DUBOIS CO., Ind. (EVANSVILLE COURIER AND PRESS) -- The train barreled through Jasper, straight toward a school bus that waited helplessly on the tracks.
Terrified schoolchildren watched as the train grew bigger and bigger in the bus windows. Finally, it swallowed everything.
The impact was catastrophic. Everyone on board was killed – except for the driver.
Some say the driver was suicidal and had parked the bus there on purpose. Others claim he was distraught, and later returned to the spot of his tragic mistake to press a gun to his temple.
On a dark night on Devil’s Road, you can still see his headless visage stumbling down the tracks.
Well – according to legend, anyway.
Any Google search of haunted places in Indiana is likely to hit upon Devil’s Road – a spot in Dubois County supposed still haunted by the victims of the horrible train-school bus collision described above.
Thrill seekers possessed by the spirit of Halloween are supposed to stop their car on the tracks and drop it into neutral. Eventually, disembodied whispers of children will fill the night and the car will lurch forward.
They’re pushing you out of the way, the legend goes. Helping you avoid their own unlucky fate. If you sprinkle baby powder across your car, you can see their handprints.
But is any of it true?
You can dismiss or embrace the ghost angle depending on your beliefs in the supernatural. But what about that gruesome train wreck?
An event like that can scar a community for decades – leave trails of ruined families in its wake. Each time the wreck’s anniversary popped up, local reporters would fall all over themselves to write remembrances.
Problem is, there doesn’t seem to be any record of such a collision ever occurring.
Believe it or not, the haunting websites are vague on details. Most of them pin the accident as happening sometime in the 1960s.
Neither the National Transportation Safety Board nor the Federal Railroad Administration reports any such accident. Granted, reports are spotty before 1975 – when the rules for documenting collisions got stricter – but no hint of a massive, deadly collision in Southern Indiana pops up anywhere.
There’s no mention of it in the Evansville Courier archives. Newspapers.com – a site that archives publications from around the country – didn’t show any sign of it in the Dubois County Herald, either.

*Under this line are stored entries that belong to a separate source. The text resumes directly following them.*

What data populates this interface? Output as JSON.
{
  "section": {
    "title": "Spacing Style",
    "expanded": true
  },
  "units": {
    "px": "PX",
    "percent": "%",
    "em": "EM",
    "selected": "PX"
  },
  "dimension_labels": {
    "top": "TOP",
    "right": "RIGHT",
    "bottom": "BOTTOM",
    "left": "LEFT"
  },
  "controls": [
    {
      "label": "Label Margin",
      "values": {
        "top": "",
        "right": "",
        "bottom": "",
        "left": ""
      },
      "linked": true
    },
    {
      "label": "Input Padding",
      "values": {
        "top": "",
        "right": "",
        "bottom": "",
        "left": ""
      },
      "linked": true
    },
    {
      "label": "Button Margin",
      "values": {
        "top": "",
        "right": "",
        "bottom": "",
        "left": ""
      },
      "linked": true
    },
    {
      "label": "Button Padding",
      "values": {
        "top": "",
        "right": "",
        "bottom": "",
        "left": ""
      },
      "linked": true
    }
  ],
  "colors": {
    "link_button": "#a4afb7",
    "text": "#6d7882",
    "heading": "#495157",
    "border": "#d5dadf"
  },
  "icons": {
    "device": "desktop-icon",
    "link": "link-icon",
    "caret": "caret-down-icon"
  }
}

'They just started screaming'
Sadly, there are countless examples of similar disasters.
On Oct. 23, 1974, seven students were killed and 73 injured in Georgia when a work train stocked with heavy railroad ties tumbled backward and rammed a school bus that had been crossing the tracks.
“Everybody started tumbling over the seats,” an 11-year-old passenger told United Press International at the time. “They just started screaming. And then it hit.”
The driver, Billy Kellett, suffered a concussion and fell into grief-laced shock. Rosalynn Carter, wife of then-Georgia governor Jimmy, visited Kellett in the hospital. She expressed her condolences. All he could do was mumble and turn away.
Twenty kids died in a terrible bus-train crash in Greeley, Colorado, in 1961. Three students were killed in a 1972 collision in Pennsylvania. And there are many more.
One of the most infamous cases happened in 1995. Then, seven students died and 21 people were hurt when a passenger train bound for Chicago rammed into the back of a school bus and severed it from its frame.
The accident in Fox Grove, Illinois, still weighs heavily on the town more than 20 years later.
The legend of Devil’s Road sounds awfully similar to a famous ghost story in San Antonio, Texas.
Just like in Jasper, you’re supposed to park your car on the Ghost Tracks on the south end of town and wait for tiny disembodied hands – victims of a shadowy train crash long ago – to push you to safety. That story even drew the attention of the bros from “Ghost Adventures.”
But such a collision doesn’t seem to have happened there, either. Last year, the San Antonio Express-News talked to a local historian who couldn’t find any record of it.
Somehow, she said, the story got mixed up with an actual crash that occurred in Salt Lake City in 1938, when a freight train plowed into a school bus, killing 23.
Does the truth matter?
Of course, all this nitpicking may not matter.
Halloween is about having fun and getting scared. People who want to drive around remote train crossings and wait for a ghostly heave over the tracks can still do so – as long as they keep an eye out for approaching locomotives. Even when looking for ghosts, safety is key.
Friends and I did just that about 10 years ago. We put the car in neutral and waited. The night was still. The black fingers of bare trees stabbed at the even-blacker sky. The radio was off, and silence filled the car like smoke.
We waited. Then it came – a slow rocking.
Maybe it happened. Maybe our minds created it all. Either way, we stepped on the gas and got out of there.